Penguins.mooh.org

♫ Oooh Glucose, oooh sugar, sugar!

Part of my grand plan with this website is to develop a catalogue of interesting posts to make that I can just throw up here when I don't do anything interesting during the week. Given that I'm doing a PhD, that will happen more often than not. There's also a limited amount of times you can write about going out and getting fantastically drunk before my posts become a lot of me commenting on how yellow my skin is getting. So the idea is for me to do all my writing in large blocks, so that whenever I feel creative/egotistical enough to make some kind of ill informed comment on something (like how the new Mac minis will kick arse in January), I catch the textual diarrhea (or explosion at the dictionary factory) in one bucket, and then paint it - actually I'll stop that analogy. As usual, I have completely failed to have a backup plan for this week (using my backup mid-week last week). Er, so here's an anecdote.

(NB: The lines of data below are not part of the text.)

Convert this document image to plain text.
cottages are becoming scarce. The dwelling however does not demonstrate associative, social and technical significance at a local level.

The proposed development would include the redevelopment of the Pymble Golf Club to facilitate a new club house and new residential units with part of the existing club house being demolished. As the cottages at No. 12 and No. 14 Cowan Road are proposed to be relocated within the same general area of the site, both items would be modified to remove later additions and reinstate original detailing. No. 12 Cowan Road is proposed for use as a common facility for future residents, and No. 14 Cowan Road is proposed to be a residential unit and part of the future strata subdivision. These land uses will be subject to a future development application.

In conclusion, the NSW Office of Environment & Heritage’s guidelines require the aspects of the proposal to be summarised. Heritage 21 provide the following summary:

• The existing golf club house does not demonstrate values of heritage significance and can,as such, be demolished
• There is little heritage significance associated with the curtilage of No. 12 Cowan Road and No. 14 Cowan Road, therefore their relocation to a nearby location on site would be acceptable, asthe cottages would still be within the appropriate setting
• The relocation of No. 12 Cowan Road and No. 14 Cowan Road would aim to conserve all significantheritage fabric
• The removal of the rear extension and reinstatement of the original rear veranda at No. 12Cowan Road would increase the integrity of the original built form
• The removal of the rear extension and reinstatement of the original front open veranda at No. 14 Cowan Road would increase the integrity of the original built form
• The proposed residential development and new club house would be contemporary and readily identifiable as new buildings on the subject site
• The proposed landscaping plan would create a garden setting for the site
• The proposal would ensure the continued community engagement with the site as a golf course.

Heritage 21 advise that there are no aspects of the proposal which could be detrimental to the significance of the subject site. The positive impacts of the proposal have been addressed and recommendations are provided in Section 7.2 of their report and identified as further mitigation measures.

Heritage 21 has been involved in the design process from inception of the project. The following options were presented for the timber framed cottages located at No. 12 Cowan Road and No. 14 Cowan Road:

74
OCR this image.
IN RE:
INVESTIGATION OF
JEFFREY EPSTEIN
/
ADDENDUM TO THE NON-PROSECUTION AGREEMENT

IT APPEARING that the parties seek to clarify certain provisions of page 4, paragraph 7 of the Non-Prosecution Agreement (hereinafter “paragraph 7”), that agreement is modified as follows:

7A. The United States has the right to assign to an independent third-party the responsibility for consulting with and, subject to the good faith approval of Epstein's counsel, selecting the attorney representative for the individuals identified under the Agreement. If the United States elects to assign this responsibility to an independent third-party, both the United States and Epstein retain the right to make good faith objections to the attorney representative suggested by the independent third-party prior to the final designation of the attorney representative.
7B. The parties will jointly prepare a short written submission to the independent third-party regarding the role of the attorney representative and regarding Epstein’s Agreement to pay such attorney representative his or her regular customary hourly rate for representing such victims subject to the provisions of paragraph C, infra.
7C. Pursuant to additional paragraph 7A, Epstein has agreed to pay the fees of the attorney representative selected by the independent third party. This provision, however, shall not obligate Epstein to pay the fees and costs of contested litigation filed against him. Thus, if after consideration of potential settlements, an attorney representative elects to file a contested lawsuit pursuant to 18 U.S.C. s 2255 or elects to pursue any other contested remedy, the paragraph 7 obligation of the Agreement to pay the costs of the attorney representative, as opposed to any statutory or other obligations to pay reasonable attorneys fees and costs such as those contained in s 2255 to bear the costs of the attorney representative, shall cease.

Back in my misspent youth, I went to university. Instead of learning all the reasons why university culture is inherently incompatible with teamwork (try telling anyone to take responsibility for something in a University, or try getting someone to be responsible to someone else!), I spent my time bluffing my way through various assignments, and then collaborating to help find the best answer. The results in my degree are indicative of all the good people that I worked with - doing it on my own would have resulted in me giving the wrong answers all the time, and learning very little. Instead, I answered most of the questions incorrectly, and still learnt very little. This was O.K. because everyone else was also failing miserably, learning nothing and relying on the magic scaling to get them through from one course to the next, and so we'd all work together to bring our marks up.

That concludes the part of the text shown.